Usually, this is caught by the compiler. But using a cast to a function pointer we can manage to do this.
I may not have worded it properly, here is an example to better illustrate my question:
void printintp(int *ip)
{
printf("pointer = %p\n", ip);
printf("*pointer = %d\n", *ip);
}
void printint(int &i)
{
printf("int = %d\n", i);
}
int main()
{
int a = 555;
//int &irp = &a; // ERROR 1
void (*f)(void *);
//printint((int &) &a); // ERROR 2
f = (void (*)(void *))printintp;
f(&a);
f = (void (*)(void *))printint;
//printint(&a); // ERROR 3 (invalid conversion of `int *` to `int`)
f(&a); // GOOD (why?)
return 0;
}
And the output is ofcourse what one would expect:
pointer = 0x7ffd01995bf4
*pointer = 555
int = 555
So my question refines to these: Why is passing pointer &a to the object-expecting function printint OK? Is this undefined behavior that just happens to work on my implementation?
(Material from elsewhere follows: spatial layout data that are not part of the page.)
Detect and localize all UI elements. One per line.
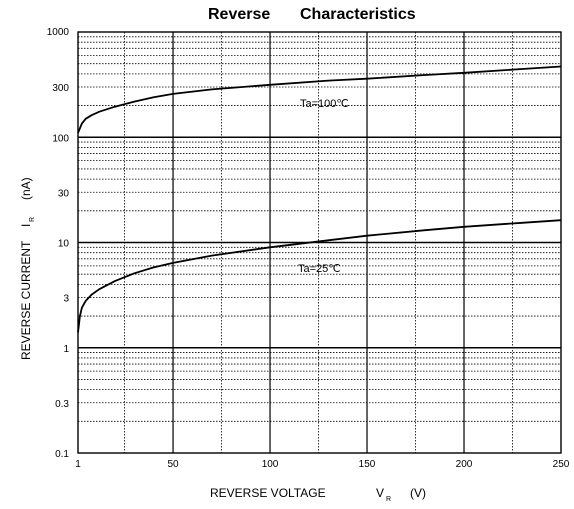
x-tick-label: 50 bbox=[167, 459, 179, 470]
y-tick-label: 30 bbox=[58, 188, 70, 199]
x-tick-label: 150 bbox=[359, 459, 376, 470]
x-tick-label: 1 bbox=[75, 459, 81, 470]
y-tick-label: 1 bbox=[63, 344, 69, 355]
x-axis-subscript: R bbox=[386, 496, 391, 503]
y-tick-label: 100 bbox=[52, 133, 69, 144]
grid bbox=[78, 32, 561, 453]
x-tick-label: 100 bbox=[262, 459, 279, 470]
y-tick-label: 0.1 bbox=[55, 449, 69, 460]
series-annotation-ta-25c: Ta=25℃ bbox=[298, 263, 341, 275]
x-axis-symbol: V bbox=[376, 486, 384, 500]
y-tick-label: 3 bbox=[63, 294, 69, 305]
series-annotation-ta-100c: Ta=100℃ bbox=[300, 98, 349, 110]
y-tick-label: 1000 bbox=[47, 27, 70, 38]
x-axis-unit: (V) bbox=[410, 486, 426, 500]
x-tick-label: 250 bbox=[553, 459, 570, 470]
series-line-ta-25c bbox=[77, 219, 562, 333]
y-axis-unit: (nA) bbox=[19, 177, 33, 200]
y-axis-subscript: R bbox=[29, 217, 36, 222]
x-tick-label: 200 bbox=[456, 459, 473, 470]
y-axis-label: REVERSE CURRENT I R (nA) bbox=[19, 177, 36, 360]
series-annotations: Ta=100℃ Ta=25℃ bbox=[298, 98, 349, 275]
y-axis-symbol: I bbox=[19, 224, 33, 227]
series-curves bbox=[77, 65, 562, 333]
x-axis-label: REVERSE VOLTAGE V R (V) bbox=[210, 486, 426, 503]
y-axis-title: REVERSE CURRENT bbox=[19, 240, 33, 360]
plot-frame bbox=[77, 31, 562, 454]
y-tick-label: 300 bbox=[52, 83, 69, 94]
x-axis-title: REVERSE VOLTAGE bbox=[210, 486, 326, 500]
series-line-ta-100c bbox=[77, 65, 562, 134]
chart-title-part2: Characteristics bbox=[300, 6, 416, 23]
chart-title-part1: Reverse bbox=[208, 6, 270, 23]
y-tick-label: 0.3 bbox=[55, 399, 69, 410]
y-tick-label: 10 bbox=[58, 239, 70, 250]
If not, How does parameter int &i get bound to object a if we just pass its address and why does it reject what I marked as ERROR 2?
PS: The best I could find on the issue is this which claims both printintp and printint are "functionally the same", although, in practice, the function calls are different (printintp(&a) and printint(a)).
PS2: Please note that I'm not asking the difference between a pointer and a reference, which is already very explained here.